The Star Formation Rate of Supersonic MHD Turbulence
Abstract
This work presents a new physical model of the star formation rate (SFR), verified with an unprecedented set of large numerical simulations of driven, supersonic, self-gravitating, magneto-hydrodynamic (MHD) turbulence, where collapsing cores are captured with accreting sink particles. The model depends on the relative importance of gravitational, turbulent, magnetic, and thermal energies, expressed through the virial parameter, alphavir, the rms sonic Mach number, MS,0, and the ratio of mean gas pressure to mean magnetic pressure, beta0. The SFR is predicted to decrease with increasing alphavir (stronger turbulence relative to gravity), to increase with increasing MS,0 (for constant values of alphavir), and to depend weakly on beta0 for values typical of star forming regions (MS,0 ~ 4-20 and beta0 ~ 1-20).
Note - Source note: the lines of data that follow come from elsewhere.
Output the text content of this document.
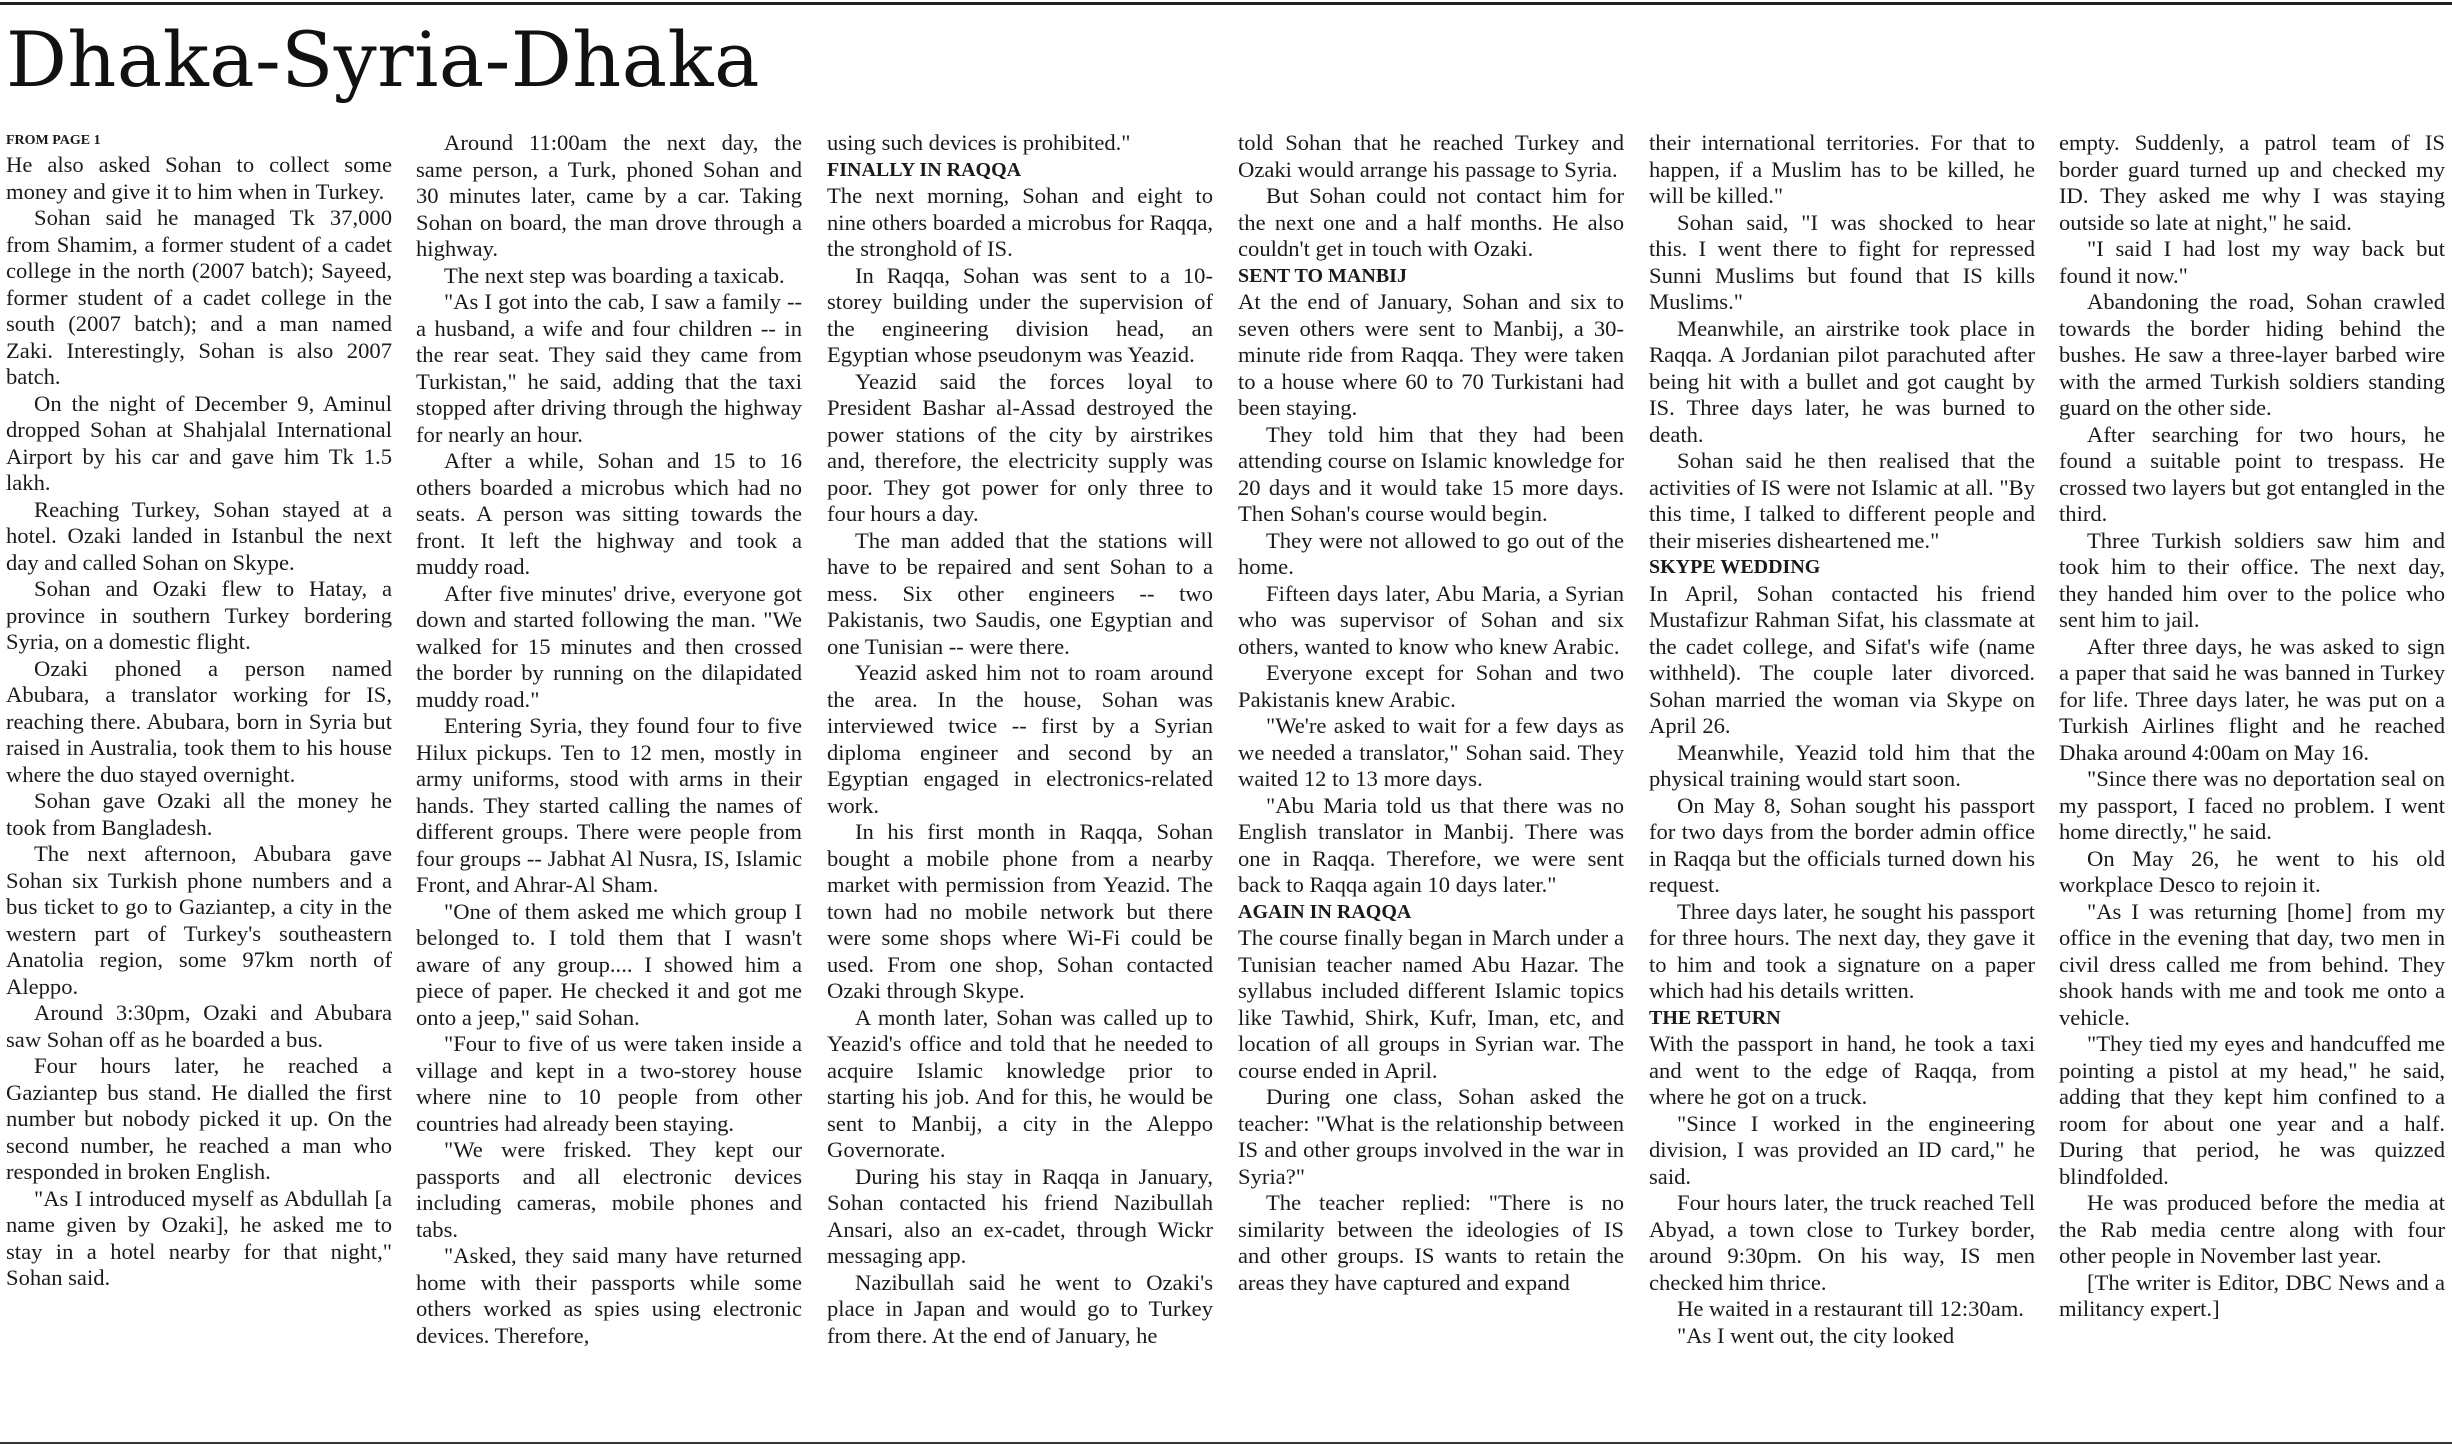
Dhaka-Syria-Dhaka
FROM PAGE 1

He also asked Sohan to collect some money and give it to him when in Turkey.

Sohan said he managed Tk 37,000 from Shamim, a former student of a cadet college in the north (2007 batch); Sayeed, former student of a cadet college in the south (2007 batch); and a man named Zaki. Interestingly, Sohan is also 2007 batch.

On the night of December 9, Aminul dropped Sohan at Shahjalal International Airport by his car and gave him Tk 1.5 lakh.

Reaching Turkey, Sohan stayed at a hotel. Ozaki landed in Istanbul the next day and called Sohan on Skype.

Sohan and Ozaki flew to Hatay, a province in southern Turkey bordering Syria, on a domestic flight.

Ozaki phoned a person named Abubara, a translator working for IS, reaching there. Abubara, born in Syria but raised in Australia, took them to his house where the duo stayed overnight.

Sohan gave Ozaki all the money he took from Bangladesh.

The next afternoon, Abubara gave Sohan six Turkish phone numbers and a bus ticket to go to Gaziantep, a city in the western part of Turkey's southeastern Anatolia region, some 97km north of Aleppo.

Around 3:30pm, Ozaki and Abubara saw Sohan off as he boarded a bus.

Four hours later, he reached a Gaziantep bus stand. He dialled the first number but nobody picked it up. On the second number, he reached a man who responded in broken English.

"As I introduced myself as Abdullah [a name given by Ozaki], he asked me to stay in a hotel nearby for that night," Sohan said.

Around 11:00am the next day, the same person, a Turk, phoned Sohan and 30 minutes later, came by a car. Taking Sohan on board, the man drove through a highway.

The next step was boarding a taxicab.

"As I got into the cab, I saw a family -- a husband, a wife and four children -- in the rear seat. They said they came from Turkistan," he said, adding that the taxi stopped after driving through the highway for nearly an hour.

After a while, Sohan and 15 to 16 others boarded a microbus which had no seats. A person was sitting towards the front. It left the highway and took a muddy road.

After five minutes' drive, everyone got down and started following the man. "We walked for 15 minutes and then crossed the border by running on the dilapidated muddy road."

Entering Syria, they found four to five Hilux pickups. Ten to 12 men, mostly in army uniforms, stood with arms in their hands. They started calling the names of different groups. There were people from four groups -- Jabhat Al Nusra, IS, Islamic Front, and Ahrar-Al Sham.

"One of them asked me which group I belonged to. I told them that I wasn't aware of any group.... I showed him a piece of paper. He checked it and got me onto a jeep," said Sohan.

"Four to five of us were taken inside a village and kept in a two-storey house where nine to 10 people from other countries had already been staying.

"We were frisked. They kept our passports and all electronic devices including cameras, mobile phones and tabs.

"Asked, they said many have returned home with their passports while some others worked as spies using electronic devices. Therefore,

using such devices is prohibited."

FINALLY IN RAQQA

The next morning, Sohan and eight to nine others boarded a microbus for Raqqa, the stronghold of IS.

In Raqqa, Sohan was sent to a 10-storey building under the supervision of the engineering division head, an Egyptian whose pseudonym was Yeazid.

Yeazid said the forces loyal to President Bashar al-Assad destroyed the power stations of the city by airstrikes and, therefore, the electricity supply was poor. They got power for only three to four hours a day.

The man added that the stations will have to be repaired and sent Sohan to a mess. Six other engineers -- two Pakistanis, two Saudis, one Egyptian and one Tunisian -- were there.

Yeazid asked him not to roam around the area. In the house, Sohan was interviewed twice -- first by a Syrian diploma engineer and second by an Egyptian engaged in electronics-related work.

In his first month in Raqqa, Sohan bought a mobile phone from a nearby market with permission from Yeazid. The town had no mobile network but there were some shops where Wi-Fi could be used. From one shop, Sohan contacted Ozaki through Skype.

A month later, Sohan was called up to Yeazid's office and told that he needed to acquire Islamic knowledge prior to starting his job. And for this, he would be sent to Manbij, a city in the Aleppo Governorate.

During his stay in Raqqa in January, Sohan contacted his friend Nazibullah Ansari, also an ex-cadet, through Wickr messaging app.

Nazibullah said he went to Ozaki's place in Japan and would go to Turkey from there. At the end of January, he

told Sohan that he reached Turkey and Ozaki would arrange his passage to Syria.

But Sohan could not contact him for the next one and a half months. He also couldn't get in touch with Ozaki.

SENT TO MANBIJ

At the end of January, Sohan and six to seven others were sent to Manbij, a 30-minute ride from Raqqa. They were taken to a house where 60 to 70 Turkistani had been staying.

They told him that they had been attending course on Islamic knowledge for 20 days and it would take 15 more days. Then Sohan's course would begin.

They were not allowed to go out of the home.

Fifteen days later, Abu Maria, a Syrian who was supervisor of Sohan and six others, wanted to know who knew Arabic.

Everyone except for Sohan and two Pakistanis knew Arabic.

"We're asked to wait for a few days as we needed a translator," Sohan said. They waited 12 to 13 more days.

"Abu Maria told us that there was no English translator in Manbij. There was one in Raqqa. Therefore, we were sent back to Raqqa again 10 days later."

AGAIN IN RAQQA

The course finally began in March under a Tunisian teacher named Abu Hazar. The syllabus included different Islamic topics like Tawhid, Shirk, Kufr, Iman, etc, and location of all groups in Syrian war. The course ended in April.

During one class, Sohan asked the teacher: "What is the relationship between IS and other groups involved in the war in Syria?"

The teacher replied: "There is no similarity between the ideologies of IS and other groups. IS wants to retain the areas they have captured and expand

their international territories. For that to happen, if a Muslim has to be killed, he will be killed."

Sohan said, "I was shocked to hear this. I went there to fight for repressed Sunni Muslims but found that IS kills Muslims."

Meanwhile, an airstrike took place in Raqqa. A Jordanian pilot parachuted after being hit with a bullet and got caught by IS. Three days later, he was burned to death.

Sohan said he then realised that the activities of IS were not Islamic at all. "By this time, I talked to different people and their miseries disheartened me."

SKYPE WEDDING

In April, Sohan contacted his friend Mustafizur Rahman Sifat, his classmate at the cadet college, and Sifat's wife (name withheld). The couple later divorced. Sohan married the woman via Skype on April 26.

Meanwhile, Yeazid told him that the physical training would start soon.

On May 8, Sohan sought his passport for two days from the border admin office in Raqqa but the officials turned down his request.

Three days later, he sought his passport for three hours. The next day, they gave it to him and took a signature on a paper which had his details written.

THE RETURN

With the passport in hand, he took a taxi and went to the edge of Raqqa, from where he got on a truck.

"Since I worked in the engineering division, I was provided an ID card," he said.

Four hours later, the truck reached Tell Abyad, a town close to Turkey border, around 9:30pm. On his way, IS men checked him thrice.

He waited in a restaurant till 12:30am.

"As I went out, the city looked

empty. Suddenly, a patrol team of IS border guard turned up and checked my ID. They asked me why I was staying outside so late at night," he said.

"I said I had lost my way back but found it now."

Abandoning the road, Sohan crawled towards the border hiding behind the bushes. He saw a three-layer barbed wire with the armed Turkish soldiers standing guard on the other side.

After searching for two hours, he found a suitable point to trespass. He crossed two layers but got entangled in the third.

Three Turkish soldiers saw him and took him to their office. The next day, they handed him over to the police who sent him to jail.

After three days, he was asked to sign a paper that said he was banned in Turkey for life. Three days later, he was put on a Turkish Airlines flight and he reached Dhaka around 4:00am on May 16.

"Since there was no deportation seal on my passport, I faced no problem. I went home directly," he said.

On May 26, he went to his old workplace Desco to rejoin it.

"As I was returning [home] from my office in the evening that day, two men in civil dress called me from behind. They shook hands with me and took me onto a vehicle.

"They tied my eyes and handcuffed me pointing a pistol at my head," he said, adding that they kept him confined to a room for about one year and a half. During that period, he was quizzed blindfolded.

He was produced before the media at the Rab media centre along with four other people in November last year.

[The writer is Editor, DBC News and a militancy expert.]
In the unrealistic limit of beta0 -> infinity, that is in the complete absence of a magnetic field, the SFR increases approximately by a factor of three, which shows the importance of magnetic fields in the star formation process, even when they are relatively weak (super-Alfvenic turbulence). In this non-magnetized limit, our definition of the critical density for star formation has the same dependence on alphavir, and almost the same dependence on MS,0, as in the model of Krumholz and McKee, although our physical derivation does not rely on the concepts of local turbulent pressure and sonic scale. However, our model predicts a different dependence of the SFR on alphavir and MS,0 than the model of Krumholz and McKee. The star-formation simulations used to test the model result in an approximately constant SFR, after an initial transient phase. Both the value of the SFR and its dependence on the virial parameter found in the simulations are shown to agree very well with the theoretical predictions.